- Born: fl. 1631 England
- Died: 1645
- Piratical career
- Type: Privateer
- Allegiance: Netherlands
- Years active: 1630s–1640s
- Rank: Captain
- Base of operations: Providence Island

= William Rous =

17th-century English privateer

William Rous (fl. 1631–1645) was a 17th-century English privateer in the service of the Providence Island Company. He was later enlisted by William Jackson to accompany him on a privateering expedition to the West Indies.

==Biography==
A step-nephew of John Pym, William Rous was a lieutenant in the local militia in the Providence Island colony and later became commander of the local garrison at Fort Henry. In 1634, while still second-in-command under Captain William Rudyerd, he was involved in a dispute with the principal smith Thomas Forman and, losing his temper, he struck Forman in the presence of Governor Philip Bell. Rous was thereafter suspended both from the council table, his offices in militia training and his duties at Fort Henry until he acknowledged his fault. Being dismissed from office would have meant humiliation and disgrace to him as a gentleman, however, agreeing to make public confession of guilt would have caused him even deeper humiliation. Matters were further complicated when Bell attempted to return him to his seat without making a public apology.
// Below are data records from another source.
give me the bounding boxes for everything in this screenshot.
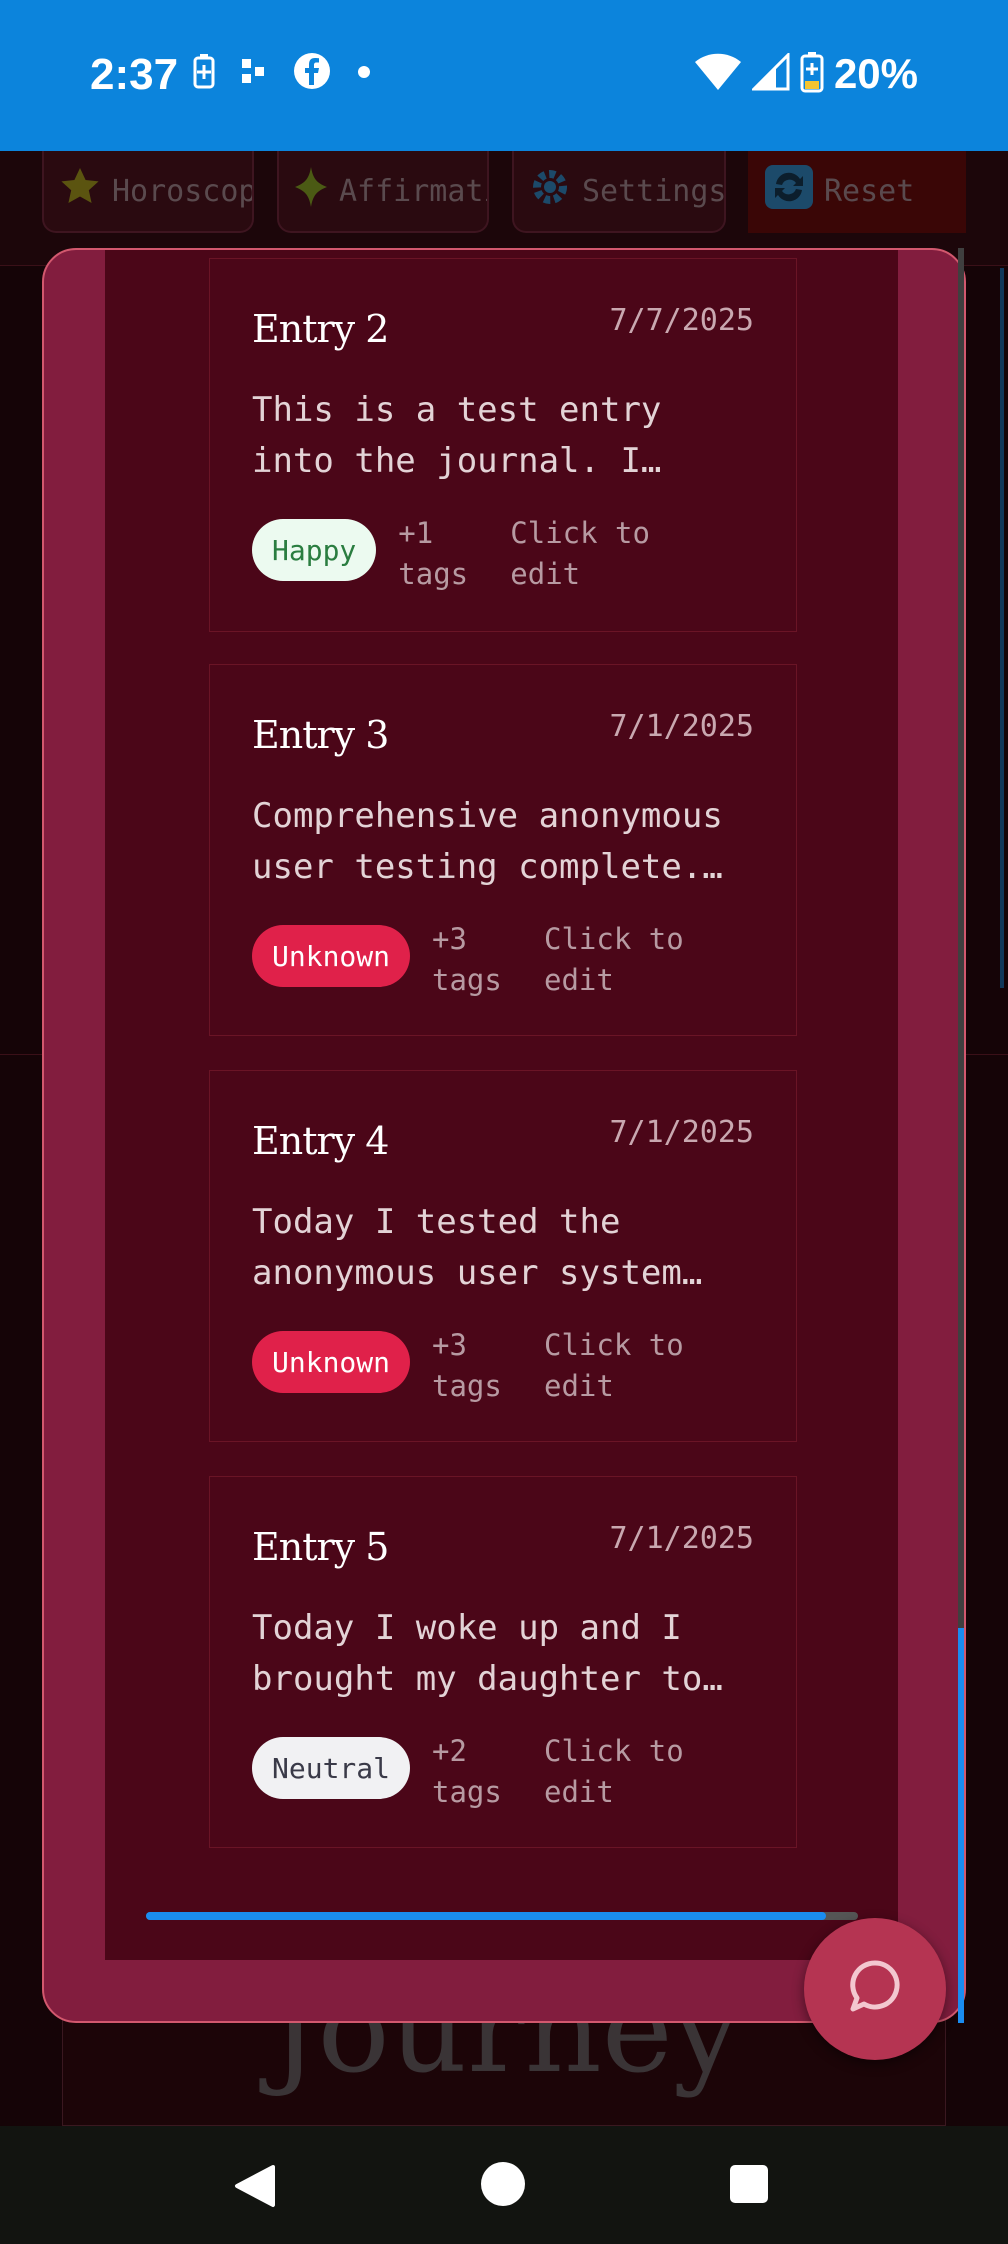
- nav-affirmations-button[interactable]: Affirmations: [277, 151, 489, 233]
- signal-icon: [750, 51, 790, 95]
- status-time: 2:37: [90, 50, 179, 99]
- click-to-edit-hint: Click to edit: [544, 919, 714, 1001]
- edit-hint-line: Click to: [510, 516, 650, 550]
- sparkle-icon: [293, 165, 329, 217]
- vertical-scrollbar-thumb[interactable]: [958, 1628, 964, 2023]
- nav-reset-button[interactable]: Reset: [748, 151, 966, 233]
- battery-icon: [800, 51, 824, 97]
- mood-badge: Happy: [252, 519, 377, 581]
- facebook-icon: [293, 52, 331, 94]
- home-icon[interactable]: [481, 2162, 525, 2206]
- edit-hint-line: edit: [544, 1775, 614, 1809]
- entry-preview: This is a test entry into the journal. I…: [252, 385, 772, 487]
- horizontal-scrollbar-thumb[interactable]: [146, 1912, 826, 1920]
- entry-date: 7/1/2025: [609, 1115, 755, 1150]
- nav-horoscope-button[interactable]: Horoscope: [42, 151, 254, 233]
- tags-count-label: tags: [432, 1369, 502, 1403]
- entry-preview-line: This is a test entry: [252, 390, 662, 430]
- tags-count: +2 tags: [432, 1731, 522, 1813]
- refresh-icon: [764, 164, 814, 218]
- click-to-edit-hint: Click to edit: [544, 1325, 714, 1407]
- edit-hint-line: edit: [544, 963, 614, 997]
- battery-saver-icon: [193, 53, 215, 93]
- tags-count-value: +3: [432, 922, 467, 956]
- edit-hint-line: Click to: [544, 1734, 684, 1768]
- entry-title: Entry 4: [252, 1119, 389, 1163]
- tags-count-value: +3: [432, 1328, 467, 1362]
- entry-title: Entry 2: [252, 307, 389, 351]
- click-to-edit-hint: Click to edit: [510, 513, 680, 595]
- back-icon[interactable]: [233, 2163, 277, 2213]
- recent-apps-icon[interactable]: [730, 2165, 768, 2203]
- entry-preview-line: anonymous user system…: [252, 1253, 703, 1293]
- mood-badge: Neutral: [252, 1737, 411, 1799]
- chat-bubble-icon: [845, 1957, 905, 2021]
- entry-footer: Happy +1 tags Click to edit: [252, 513, 680, 603]
- tags-count-label: tags: [432, 1775, 502, 1809]
- battery-percent: 20%: [833, 50, 918, 97]
- status-left-icons: [193, 52, 371, 94]
- status-right-icons: 20%: [694, 50, 918, 98]
- entry-date: 7/7/2025: [609, 303, 755, 338]
- status-bar: 2:37 20%: [0, 0, 1008, 151]
- mood-badge: Unknown: [252, 925, 411, 987]
- entry-footer: Unknown +3 tags Click to edit: [252, 1325, 714, 1415]
- entry-date: 7/1/2025: [609, 1521, 755, 1556]
- tags-count: +1 tags: [398, 513, 488, 595]
- entry-card[interactable]: Entry 2 7/7/2025 This is a test entry in…: [209, 258, 797, 632]
- tags-count-label: tags: [398, 557, 469, 591]
- entry-preview-line: user testing complete.…: [252, 847, 723, 887]
- entry-title: Entry 5: [252, 1525, 389, 1569]
- entry-preview-line: brought my daughter to…: [252, 1659, 723, 1699]
- star-icon: [58, 165, 102, 217]
- tags-count: +3 tags: [432, 1325, 522, 1407]
- entry-preview-line: into the journal. I…: [252, 441, 662, 481]
- entry-footer: Neutral +2 tags Click to edit: [252, 1731, 714, 1821]
- entry-card[interactable]: Entry 3 7/1/2025 Comprehensive anonymous…: [209, 664, 797, 1036]
- tags-count-value: +2: [432, 1734, 467, 1768]
- nav-settings-button[interactable]: Settings: [512, 151, 726, 233]
- entry-card[interactable]: Entry 4 7/1/2025 Today I tested the anon…: [209, 1070, 797, 1442]
- edit-hint-line: edit: [544, 1369, 614, 1403]
- tags-count: +3 tags: [432, 919, 522, 1001]
- nav-horoscope-label: Horoscope: [112, 173, 252, 209]
- edit-hint-line: edit: [510, 557, 581, 591]
- entry-preview-line: Comprehensive anonymous: [252, 796, 723, 836]
- entry-preview: Today I woke up and I brought my daughte…: [252, 1603, 772, 1705]
- click-to-edit-hint: Click to edit: [544, 1731, 714, 1813]
- entry-preview-line: Today I tested the: [252, 1202, 621, 1242]
- entry-date: 7/1/2025: [609, 709, 755, 744]
- entry-card[interactable]: Entry 5 7/1/2025 Today I woke up and I b…: [209, 1476, 797, 1848]
- edit-hint-line: Click to: [544, 922, 684, 956]
- nav-settings-label: Settings: [582, 173, 726, 209]
- nav-affirmations-label: Affirmations: [339, 173, 487, 209]
- nav-reset-label: Reset: [824, 173, 915, 209]
- entry-title: Entry 3: [252, 713, 389, 757]
- mood-badge: Unknown: [252, 1331, 411, 1393]
- background-edge-accent: [1000, 268, 1004, 988]
- edit-hint-line: Click to: [544, 1328, 684, 1362]
- wifi-icon: [694, 52, 742, 96]
- notification-dots-icon: [241, 58, 267, 88]
- chat-button[interactable]: [804, 1918, 946, 2060]
- entry-preview: Comprehensive anonymous user testing com…: [252, 791, 772, 893]
- entry-preview-line: Today I woke up and I: [252, 1608, 682, 1648]
- tags-count-label: tags: [432, 963, 502, 997]
- dot-icon: [357, 64, 371, 83]
- entry-preview: Today I tested the anonymous user system…: [252, 1197, 772, 1299]
- tags-count-value: +1: [398, 516, 434, 550]
- entries-panel: Entry 2 7/7/2025 This is a test entry in…: [105, 250, 898, 1960]
- gear-icon: [528, 165, 572, 217]
- journal-entries-modal: Entry 2 7/7/2025 This is a test entry in…: [42, 248, 966, 2023]
- entry-footer: Unknown +3 tags Click to edit: [252, 919, 714, 1009]
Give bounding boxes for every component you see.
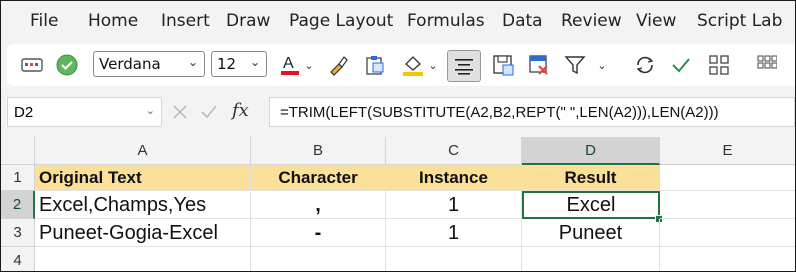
align-center-icon[interactable] [447, 50, 481, 82]
row-header-2[interactable]: 2 [1, 191, 35, 219]
chevron-down-icon: ⌄ [187, 55, 198, 69]
cell-e4[interactable] [660, 247, 795, 271]
font-color-dropdown-icon[interactable]: ⌄ [303, 52, 315, 78]
select-all-corner[interactable] [1, 137, 35, 165]
grid-icon[interactable] [705, 52, 733, 78]
menu-view[interactable]: View [636, 11, 676, 31]
cell-c3[interactable]: 1 [386, 219, 522, 247]
menu-data[interactable]: Data [502, 11, 543, 31]
font-color-icon[interactable]: A [277, 52, 303, 78]
fill-color-dropdown-icon[interactable]: ⌄ [427, 52, 439, 78]
formula-input[interactable]: =TRIM(LEFT(SUBSTITUTE(A2,B2,REPT(" ",LEN… [269, 97, 795, 127]
cancel-icon[interactable] [172, 104, 188, 120]
keyboard-icon[interactable] [19, 52, 45, 78]
menu-file[interactable]: File [30, 11, 58, 31]
svg-text:A: A [283, 55, 294, 72]
overflow-grid-icon[interactable] [753, 52, 781, 78]
cell-b1[interactable]: Character [251, 165, 386, 191]
name-box-value: D2 [14, 104, 34, 121]
menu-page-layout[interactable]: Page Layout [289, 11, 393, 31]
cell-c1[interactable]: Instance [386, 165, 522, 191]
chevron-down-icon: ⌄ [145, 105, 155, 117]
fill-color-icon[interactable] [399, 52, 427, 78]
cell-b2[interactable]: , [251, 191, 386, 219]
cell-b4[interactable] [251, 247, 386, 271]
enter-check-icon[interactable] [200, 104, 218, 120]
column-header-c[interactable]: C [386, 137, 522, 165]
cell-d2[interactable]: Excel [522, 191, 660, 219]
worksheet-grid: A B C D E 1 2 3 4 Original Text Characte… [1, 137, 795, 271]
formula-bar: D2 ⌄ fx =TRIM(LEFT(SUBSTITUTE(A2,B2,REPT… [1, 95, 795, 129]
cell-c4[interactable] [386, 247, 522, 271]
ribbon-toolbar: Verdana ⌄ 12 ⌄ A ⌄ ⌄ ⌄ [7, 44, 795, 86]
menu-home[interactable]: Home [88, 11, 138, 31]
menu-script-lab[interactable]: Script Lab [697, 11, 782, 31]
cell-d1[interactable]: Result [522, 165, 660, 191]
row-header-1[interactable]: 1 [1, 165, 35, 191]
cell-d4[interactable] [522, 247, 660, 271]
save-icon[interactable] [489, 52, 517, 78]
menu-review[interactable]: Review [561, 11, 622, 31]
name-box[interactable]: D2 ⌄ [7, 97, 162, 127]
excel-window: File Home Insert Draw Page Layout Formul… [0, 0, 796, 272]
font-size-value: 12 [217, 55, 237, 73]
column-header-e[interactable]: E [660, 137, 795, 165]
cell-e3[interactable] [660, 219, 795, 247]
menu-formulas[interactable]: Formulas [407, 11, 485, 31]
row-header-4[interactable]: 4 [1, 247, 35, 271]
clipboard-icon[interactable] [361, 52, 389, 78]
clear-filter-icon[interactable] [525, 52, 553, 78]
cell-a4[interactable] [35, 247, 251, 271]
chevron-down-icon: ⌄ [249, 55, 260, 69]
formula-controls: fx [166, 97, 264, 127]
menu-draw[interactable]: Draw [226, 11, 270, 31]
filter-dropdown-icon[interactable]: ⌄ [595, 52, 609, 78]
format-painter-icon[interactable] [325, 52, 351, 78]
formula-text: =TRIM(LEFT(SUBSTITUTE(A2,B2,REPT(" ",LEN… [280, 104, 719, 121]
font-name-select[interactable]: Verdana ⌄ [93, 51, 205, 77]
filter-icon[interactable] [561, 52, 589, 78]
font-size-select[interactable]: 12 ⌄ [211, 51, 267, 77]
check-icon[interactable] [667, 52, 695, 78]
row-header-3[interactable]: 3 [1, 219, 35, 247]
cell-a2[interactable]: Excel,Champs,Yes [35, 191, 251, 219]
cell-a3[interactable]: Puneet-Gogia-Excel [35, 219, 251, 247]
cell-b3[interactable]: - [251, 219, 386, 247]
cell-a1[interactable]: Original Text [35, 165, 251, 191]
check-circle-icon[interactable] [53, 52, 81, 78]
cell-e2[interactable] [660, 191, 795, 219]
menu-insert[interactable]: Insert [161, 11, 210, 31]
refresh-icon[interactable] [631, 52, 659, 78]
column-header-a[interactable]: A [35, 137, 251, 165]
column-header-b[interactable]: B [251, 137, 386, 165]
cell-e1[interactable] [660, 165, 795, 191]
cell-c2[interactable]: 1 [386, 191, 522, 219]
column-header-d[interactable]: D [522, 137, 660, 165]
insert-function-icon[interactable]: fx [232, 100, 249, 121]
menu-bar: File Home Insert Draw Page Layout Formul… [1, 1, 795, 43]
cell-d3[interactable]: Puneet [522, 219, 660, 247]
font-name-value: Verdana [99, 55, 161, 73]
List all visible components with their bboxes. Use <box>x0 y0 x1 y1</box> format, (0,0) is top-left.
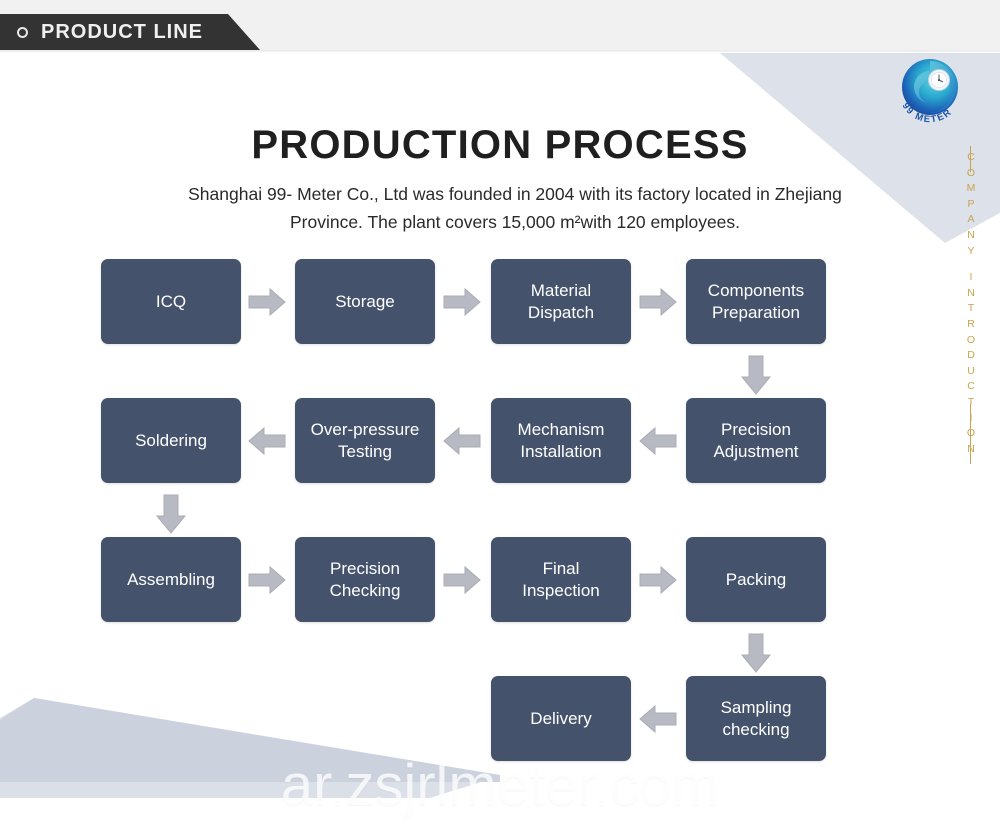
slide-canvas: PRODUCT LINE 99 METER C O M P A N Y I N … <box>0 0 1000 832</box>
flow-box-assembling[interactable]: Assembling <box>101 537 241 622</box>
arrow-storage-to-material <box>442 287 482 317</box>
arrow-mechanism-to-overpressure <box>442 426 482 456</box>
arrow-overpressure-to-soldering <box>247 426 287 456</box>
arrow-components-to-precision-adjustment <box>740 354 772 396</box>
arrow-soldering-to-assembling <box>155 493 187 535</box>
arrow-packing-to-sampling-checking <box>740 632 772 674</box>
flow-box-label: Precision <box>721 419 791 439</box>
flow-box-label: Storage <box>335 291 395 311</box>
flow-box-label: Packing <box>725 569 787 589</box>
flow-box-material-dispatch[interactable]: Material Dispatch <box>491 259 631 344</box>
flow-box-label: Components <box>707 280 805 300</box>
arrow-assembling-to-precision-checking <box>247 565 287 595</box>
flow-box-mechanism-installation[interactable]: Mechanism Installation <box>491 398 631 483</box>
flow-box-label: Sampling <box>720 697 792 717</box>
flow-box-over-pressure-testing[interactable]: Over-pressure Testing <box>295 398 435 483</box>
99-meter-logo: 99 METER <box>893 55 967 129</box>
flow-box-label: Inspection <box>522 580 600 600</box>
flow-box-storage[interactable]: Storage <box>295 259 435 344</box>
decorative-shape-bottom-left-dark <box>0 698 500 782</box>
gold-divider-bottom <box>970 404 972 464</box>
flow-box-soldering[interactable]: Soldering <box>101 398 241 483</box>
flow-box-label: Assembling <box>127 569 215 589</box>
circle-outline-icon <box>17 26 28 38</box>
subtitle-line-2: Province. The plant covers 15,000 m²with… <box>289 212 741 232</box>
arrow-icq-to-storage <box>247 287 287 317</box>
arrow-final-to-packing <box>638 565 678 595</box>
flow-box-label: Dispatch <box>527 302 595 322</box>
subtitle-line-1: Shanghai 99- Meter Co., Ltd was founded … <box>188 184 842 204</box>
flow-box-label: Installation <box>520 441 602 461</box>
flow-box-label: Final <box>542 558 580 578</box>
flow-box-label: Delivery <box>530 708 592 728</box>
top-bar-shadow <box>0 50 1000 53</box>
flow-box-packing[interactable]: Packing <box>686 537 826 622</box>
flow-box-precision-adjustment[interactable]: Precision Adjustment <box>686 398 826 483</box>
flow-box-label: Soldering <box>135 430 207 450</box>
page-title: PRODUCTION PROCESS <box>251 123 749 167</box>
arrow-material-to-components <box>638 287 678 317</box>
flow-box-label: Over-pressure <box>310 419 420 439</box>
flow-box-sampling-checking[interactable]: Sampling checking <box>686 676 826 761</box>
arrow-sampling-checking-to-delivery <box>638 704 678 734</box>
flow-box-label: Material <box>530 280 592 300</box>
flow-box-delivery[interactable]: Delivery <box>491 676 631 761</box>
flow-box-components-preparation[interactable]: Components Preparation <box>686 259 826 344</box>
flow-box-label: ICQ <box>155 291 187 311</box>
flow-box-label: Mechanism <box>517 419 605 439</box>
flow-box-label: Checking <box>329 580 401 600</box>
flow-box-label: Testing <box>338 441 392 461</box>
flow-box-precision-checking[interactable]: Precision Checking <box>295 537 435 622</box>
flow-box-final-inspection[interactable]: Final Inspection <box>491 537 631 622</box>
product-line-banner: PRODUCT LINE <box>0 14 260 50</box>
arrow-precision-checking-to-final <box>442 565 482 595</box>
flow-box-label: Adjustment <box>713 441 799 461</box>
banner-label: PRODUCT LINE <box>41 20 203 43</box>
page-subtitle: Shanghai 99- Meter Co., Ltd was founded … <box>150 180 880 236</box>
flow-box-icq[interactable]: ICQ <box>101 259 241 344</box>
arrow-precision-adjustment-to-mechanism <box>638 426 678 456</box>
flow-box-label: Preparation <box>712 302 800 322</box>
flow-box-label: checking <box>722 719 790 739</box>
flow-box-label: Precision <box>330 558 400 578</box>
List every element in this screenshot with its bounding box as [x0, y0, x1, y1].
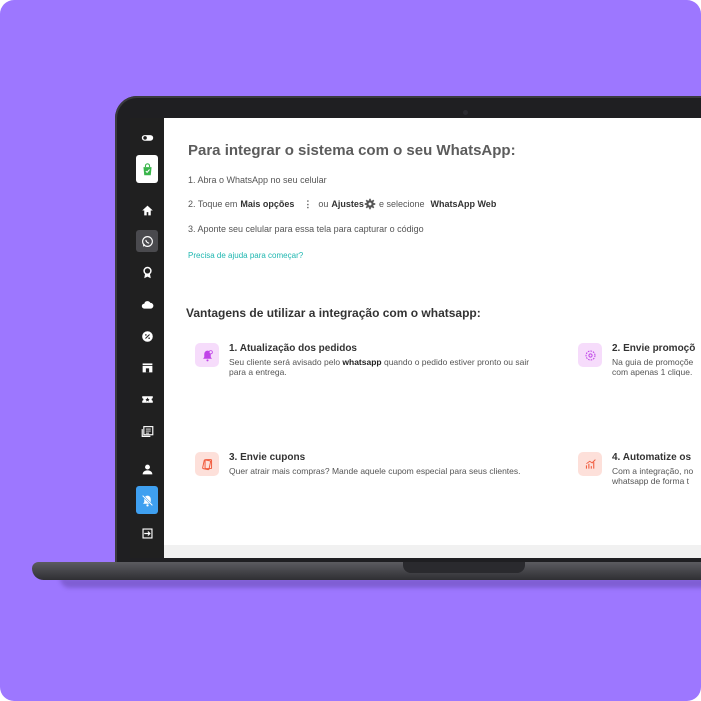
badge-percent-icon[interactable] [136, 325, 158, 347]
more-options-icon: ⋮ [303, 198, 313, 209]
feature-description: Na guia de promoçõe com apenas 1 clique. [612, 357, 694, 377]
laptop-base [32, 562, 701, 580]
feature-description: Quer atrair mais compras? Mande aquele c… [229, 466, 521, 476]
feature-coupons: 3. Envie cupons Quer atrair mais compras… [195, 452, 535, 492]
whatsapp-icon[interactable] [136, 230, 158, 252]
step-2-or: ou [318, 199, 329, 209]
store-icon[interactable] [136, 155, 158, 183]
coupon-icon [195, 452, 219, 476]
storefront-icon[interactable] [136, 356, 158, 378]
settings-label: Ajustes [331, 199, 364, 209]
more-options-label: Mais opções [240, 199, 295, 209]
feature-automation: 4. Automatize os Com a integração, no wh… [578, 452, 701, 492]
bell-icon [195, 343, 219, 367]
step-2-prefix: 2. Toque em [188, 199, 238, 209]
feature-promotions: 2. Envie promoçõ Na guia de promoçõe com… [578, 343, 701, 383]
feature-description: Com a integração, no whatsapp de forma t [612, 466, 694, 486]
user-icon[interactable] [136, 458, 158, 480]
advantages-heading: Vantagens de utilizar a integração com o… [186, 306, 481, 320]
laptop-notch [403, 562, 525, 573]
step-2: 2. Toque em Mais opções ⋮ ou Ajustes e s… [188, 198, 499, 210]
home-icon[interactable] [136, 199, 158, 221]
feature-order-updates: 1. Atualização dos pedidos Seu cliente s… [195, 343, 535, 383]
step-2-select: e selecione [378, 199, 425, 209]
promo-background: Para integrar o sistema com o seu WhatsA… [0, 0, 701, 701]
award-icon[interactable] [136, 261, 158, 283]
chart-icon [578, 452, 602, 476]
bell-off-icon[interactable] [136, 486, 158, 514]
feature-title: 3. Envie cupons [229, 452, 306, 463]
step-3: 3. Aponte seu celular para essa tela par… [188, 224, 424, 234]
gear-badge-icon [578, 343, 602, 367]
feature-title: 2. Envie promoçõ [612, 343, 696, 354]
feature-title: 1. Atualização dos pedidos [229, 343, 357, 354]
toggle-icon[interactable] [136, 126, 158, 148]
camera [463, 110, 468, 115]
feature-description: Seu cliente será avisado pelo whatsapp q… [229, 357, 530, 377]
cloud-icon[interactable] [136, 293, 158, 315]
laptop-screen: Para integrar o sistema com o seu WhatsA… [130, 118, 701, 558]
page-title: Para integrar o sistema com o seu WhatsA… [188, 142, 516, 159]
main-content: Para integrar o sistema com o seu WhatsA… [164, 118, 701, 558]
help-link[interactable]: Precisa de ajuda para começar? [188, 251, 303, 260]
step-1: 1. Abra o WhatsApp no seu celular [188, 175, 327, 185]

The Providence Island Company overruled Bell, adding that he had "acted in an undue manner", although his suspension was not to include his training the militia.

In 1636, he was given a privateering commission and letter of marque by the PIC. In command of the Blessing, and accompanied by a pinnace, he and the Expectation had planned to attack Santa Marta. However, when the Expectation was becalmed, he instead entered the harbor alone on October 20, 1636. The Spanish had been warned of his attack and were prepared for him when he arrived. Losing several men, Rous and the others surrendered after a brief fight and were taken overland to Cartagena, where he and his crew were imprisoned. Transported to Sanlúcar, Spain, he was eventually released due to the efforts of the English ambassador.

In 1642, he left England to join William Jackson as an officer in his privateering expedition to the West Indies. Alongside fellow privateers such as Samuel Axe and Lewis Morris, Rous spent the next three years raiding Spanish settlements throughout the Caribbean, including Spanish Town, Jamaica in 1644.